Commodity prices have fallen further - the Dow Jones AIG commodity price index is down 45% from its peak in July. Market continues to expect commodity prices to struggle to recover before the second half of 2009 due to continued deleveraging, weak demand growth, and USD strength. However, much of the downside is now already in the price, and that supply cuts are beginning to have an impact, even where investor sentiment is poor.
Prices are approaching or below the marginal cost of production in some cases, including (to varying degrees) palm oil, soybeans, aluminium, zinc, and crude oil. The notable exception is copper. The complication is that marginal production costs are also falling as weaker commodity prices feed through the system. Expect further downward pressure on costs going forward, limiting the upside potential for prices for the time being.

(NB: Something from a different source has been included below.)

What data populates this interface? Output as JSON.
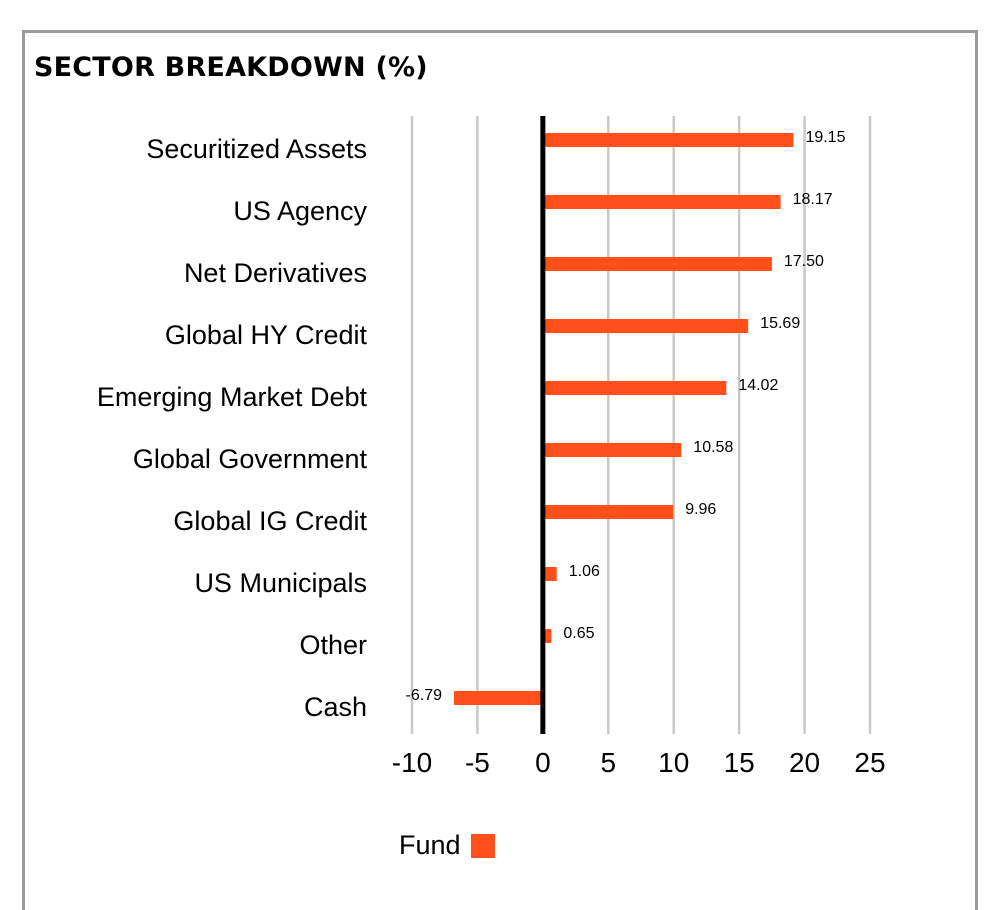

Market forecast of average WTI crude oil for 2009 is USD 60 per barrel (pb). This reflects deteriorating growth prospects, a strengthening USD, and continued withdrawal of funds generally from commodity markets. Expect H1 to be weaker than H2 due to seasonal factors and anticipated USD strength over that period.
Beyond mid-year, however, expect the dollar to exhibit renewed weakness, which, combined with signs of recovery in some economies, should support a price recovery underpinned by renewed investor interest. By 2010 expect a significant recovery in emerging market economies and oil demand, pushing prices higher. In 2010 market expects prices to average USD 80pb.
Crude oil: Weakness reflects deteriorating demand outlook
The collapse in crude oil prices has been particularly dramatic, with the price of WTI near futures now hovering around USD 60pb, down from a high of USD 145pb as recently as July. OPEC’s decision to cut output by 1.5 million barrels per day (mbd) following an emergency meeting in October has done little to stem the decline in the face of deteriorating demand prospects. In the US, weekly data on products supplied to the domestic market suggests that demand fell by 6.7% y/y in October. The US accounts for 23% of global oil demand.
China’s crude oil imports were still robust in October, reflecting expanding refinery capacity, but lower oil product imports and higher oil product exports indicate softer end product demand growth. China accounts for a relatively modest 9% of global oil demand, but along with the Middle East, has driven oil demand growth over the last couple of years.